В темноте вспыхнул зеленый свет. Дойль держал в ладонях горсть желтовато-зеленых языков пламени. Так проявлялась одна из его рук власти. Я как-то видела, как это пламя наползло на нескольких сидхе и заставило их мечтать о смерти. Но, как многому в волшебной стране, этому огню можно было найти и другое применение. В темноте он давал желанный свет.
При свете стало видно, что подбородок Мистраля задирают кверху уже не пальцы, а клинок. Меч королевы, Мортал Дред. Один из немногих артефактов, которые могли воистину убить бессмертного сидхе.
– Что, если сады могут снова ожить? - спросил Дойль. - Как ожили розы в приемной?
Андис улыбнулась на редкость неприятно.
– Предлагаешь пролить еще немного драгоценной крови Мередит? Плата за оживление роз была именно такой.

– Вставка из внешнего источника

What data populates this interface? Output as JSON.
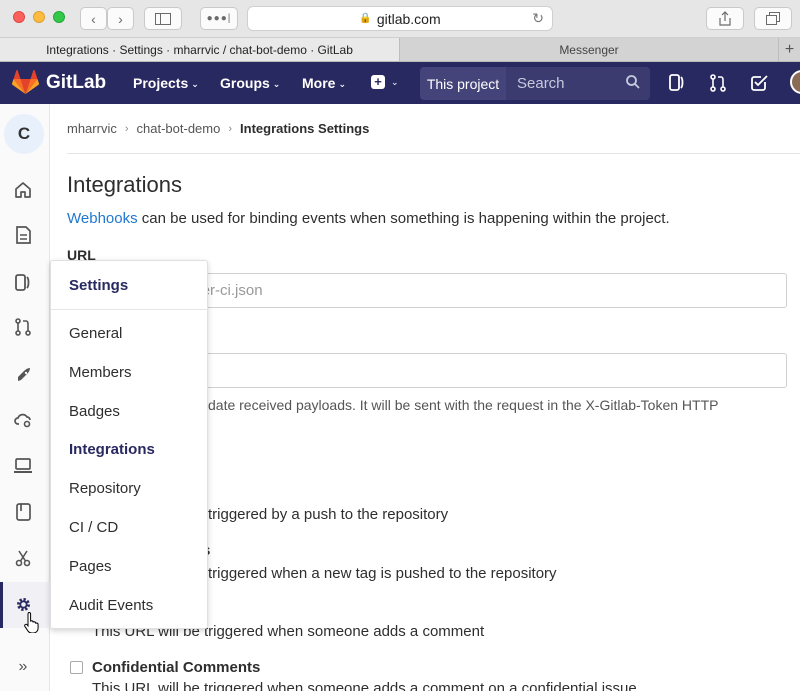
{
  "browser": {
    "url": "gitlab.com",
    "tabs": [
      {
        "title": "Integrations · Settings · mharrvic / chat-bot-demo · GitLab",
        "active": true
      },
      {
        "title": "Messenger",
        "active": false
      }
    ],
    "new_tab": "+"
  },
  "header": {
    "brand": "GitLab",
    "nav": [
      "Projects",
      "Groups",
      "More"
    ],
    "search_scope": "This project",
    "search_placeholder": "Search"
  },
  "sidebar": {
    "project_initial": "C",
    "items": [
      "project-overview",
      "repository",
      "issues",
      "merge-requests",
      "ci-cd",
      "operations",
      "environments",
      "wiki",
      "snippets",
      "settings"
    ],
    "active": "settings",
    "collapse_icon": "»"
  },
  "breadcrumb": {
    "items": [
      "mharrvic",
      "chat-bot-demo",
      "Integrations Settings"
    ]
  },
  "main": {
    "title": "Integrations",
    "lead_link": "Webhooks",
    "lead_rest": " can be used for binding events when something is happening within the project.",
    "url_label": "URL",
    "url_placeholder_visible": "n/trigger-ci.json",
    "token_help_visible": "date received payloads. It will be sent with the request in the X-Gitlab-Token HTTP",
    "trigger1_visible": "triggered by a push to the repository",
    "trigger2_label_visible": "s",
    "trigger2_visible": "triggered when a new tag is pushed to the repository",
    "comments_help": "This URL will be triggered when someone adds a comment",
    "confidential_label": "Confidential Comments",
    "confidential_help": "This URL will be triggered when someone adds a comment on a confidential issue"
  },
  "flyout": {
    "heading": "Settings",
    "items": [
      "General",
      "Members",
      "Badges",
      "Integrations",
      "Repository",
      "CI / CD",
      "Pages",
      "Audit Events"
    ],
    "active": "Integrations"
  },
  "colors": {
    "header_bg": "#292961",
    "link": "#1f78d1",
    "accent": "#292961"
  }
}
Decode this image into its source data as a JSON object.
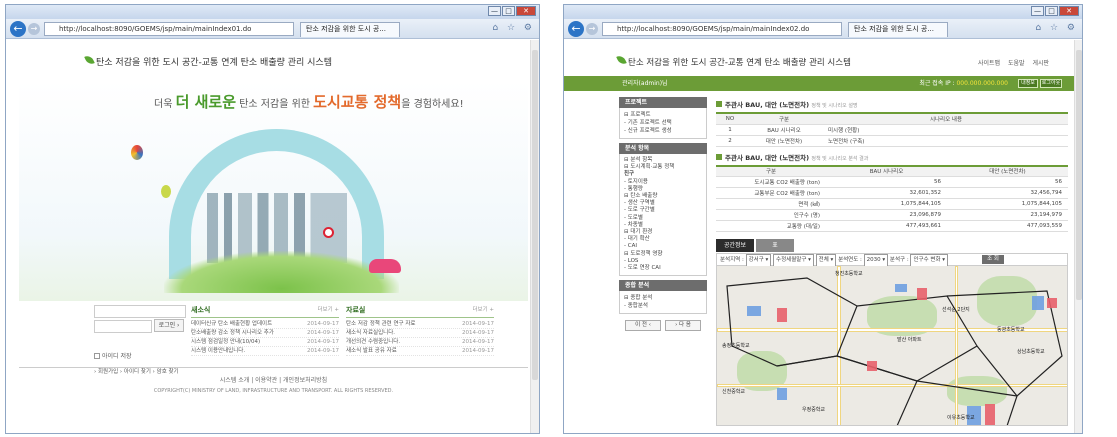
{
  "window1": {
    "address": "http://localhost:8090/GOEMS/jsp/main/mainIndex01.do",
    "address_host": "localhost",
    "tab_label": "탄소 저감을 위한 도시 공...",
    "site_title": "탄소 저감을 위한 도시 공간-교통 연계 탄소 배출량 관리 시스템",
    "headline": {
      "pre": "더욱 ",
      "hi1": "더 새로운",
      "mid": " 탄소 저감을 위한 ",
      "hi2": "도시교통 정책",
      "post": "을 경험하세요!"
    },
    "login": {
      "button": "로그인 ›",
      "remember": "아이디 저장",
      "links": "› 회원가입   › 아이디 찾기   › 암호 찾기"
    },
    "notice": {
      "title": "새소식",
      "more": "더보기 +",
      "rows": [
        {
          "t": "데이터신규 탄소 배출현황 업데이트",
          "d": "2014-09-17"
        },
        {
          "t": "탄소배출량 감소 정책 시나리오 추가",
          "d": "2014-09-17"
        },
        {
          "t": "시스템 점검일정 안내(10/04)",
          "d": "2014-09-17"
        },
        {
          "t": "시스템 이용안내입니다.",
          "d": "2014-09-17"
        }
      ]
    },
    "archive": {
      "title": "자료실",
      "more": "더보기 +",
      "rows": [
        {
          "t": "탄소 저감 정책 관련 연구 자료",
          "d": "2014-09-17"
        },
        {
          "t": "새소식 자료실입니다.",
          "d": "2014-09-17"
        },
        {
          "t": "개선의견 수렴중입니다.",
          "d": "2014-09-17"
        },
        {
          "t": "새소식 발표 공유 자료",
          "d": "2014-09-17"
        }
      ]
    },
    "footer": {
      "links": "시스템 소개   |   이용약관   |   개인정보처리방침",
      "copyright": "COPYRIGHT(C) MINISTRY OF LAND, INFRASTRUCTURE AND TRANSPORT. ALL RIGHTS RESERVED."
    }
  },
  "window2": {
    "address": "http://localhost:8090/GOEMS/jsp/main/mainIndex02.do",
    "tab_label": "탄소 저감을 위한 도시 공...",
    "site_title": "탄소 저감을 위한 도시 공간-교통 연계 탄소 배출량 관리 시스템",
    "top_menu": "사이트맵   도움말   게시판",
    "greeting": "관리자(admin)님",
    "last_login_label": "최근 접속 IP :",
    "last_login_value": "000.000.000.000",
    "btn_info": "내정보",
    "btn_logout": "로그아웃",
    "sidebar": {
      "project_title": "프로젝트",
      "project_items": [
        "⊟ 프로젝트",
        " - 기존 프로젝트 선택",
        " - 신규 프로젝트 생성"
      ],
      "analysis_title": "분석 항목",
      "analysis_items": [
        "⊟ 분석 항목",
        " ⊟ 도시계획·교통 정책",
        "   친구",
        "    - 토지이용",
        "    - 통행량",
        " ⊟ 탄소 배출량",
        "    - 생산 구역별",
        "    - 도로 구간별",
        "    - 도로별",
        "    - 차종별",
        " ⊟ 대기 환경",
        "    - 대기 확산",
        "    - CAI",
        " ⊟ 도로정책 영향",
        "    - LOS",
        "    - 도로 연장 CAI"
      ],
      "result_title": "종합 분석",
      "result_items": [
        "⊟ 종합 분석",
        "  - 종합분석"
      ],
      "btn_prev": "이 전 ‹",
      "btn_next": "› 다 음"
    },
    "section1": {
      "title": "주관사 BAU, 대안 (노면전차)",
      "note": "정책 및 시나리오 설명",
      "headers": [
        "NO",
        "구분",
        "시나리오 내용"
      ],
      "rows": [
        [
          "1",
          "BAU 시나리오",
          "미시행 (현황)"
        ],
        [
          "2",
          "대안 (노면전차)",
          "노면전차 (구축)"
        ]
      ]
    },
    "section2": {
      "title": "주관사 BAU, 대안 (노면전차)",
      "note": "정책 및 시나리오 분석 결과",
      "headers": [
        "구분",
        "BAU 시나리오",
        "대안 (노면전차)"
      ],
      "rows": [
        [
          "도시교통 CO2 배출량 (ton)",
          "56",
          "56"
        ],
        [
          "교통부문 CO2 배출량 (ton)",
          "32,601,352",
          "32,456,794"
        ],
        [
          "면적 (㎢)",
          "1,075,844,105",
          "1,075,844,105"
        ],
        [
          "인구수 (명)",
          "23,096,879",
          "23,194,979"
        ],
        [
          "교통량 (대/일)",
          "477,493,661",
          "477,093,559"
        ]
      ]
    },
    "map_tabs": [
      "공간정보",
      "표"
    ],
    "filter": {
      "label_region": "분석지역 :",
      "sel1": "강서구 ▾",
      "sel2": "수정세월말구 ▾",
      "sel3": "전체 ▾",
      "label_year": "분석연도 :",
      "sel_year": "2030 ▾",
      "label_sort": "분석구 :",
      "sel_sort": "인구수 변화 ▾",
      "btn": "조 회"
    },
    "map_labels": [
      "청진초등학교",
      "송정초등학교",
      "신천중학교",
      "선석순 2단지",
      "발산 아파트",
      "동광초등학교",
      "상남초등학교",
      "우정중학교",
      "이유초등학교"
    ],
    "colors": {
      "accent": "#6c9c37",
      "bar_red": "#e8606a",
      "bar_blue": "#6fa0e0"
    }
  }
}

– Не только пролитие крови дарит жизнь.
– Думаешь, ваш трах сумеет оживить сады? - усмехнулась она, лезвием вынуждая Мистраля приподняться на коленях.
– Да, - ответил Дойль.
– Хотела бы я посмотреть.
– Вряд ли что-то выйдет в твоем присутствии, - сказал Рис. Над его головой появился белый огонек. Небольшая мягко светящаяся сфера, освещавшая ему путь. Такой огонь умели вызывать почти все сидхе и многие малые фейри тоже; мелкое волшебство, знакомое многим. А мне, когда нужен был свет, приходилось искать фонарь или спички.
Рис медленно шел к королеве в мягком ореоле своего света.
– Немного траха после веков воздержания - и ты осмелел, одноглазик, - сказала она.
– Трах подарил мне счастье, - поправил он. - А осмелел я от этого.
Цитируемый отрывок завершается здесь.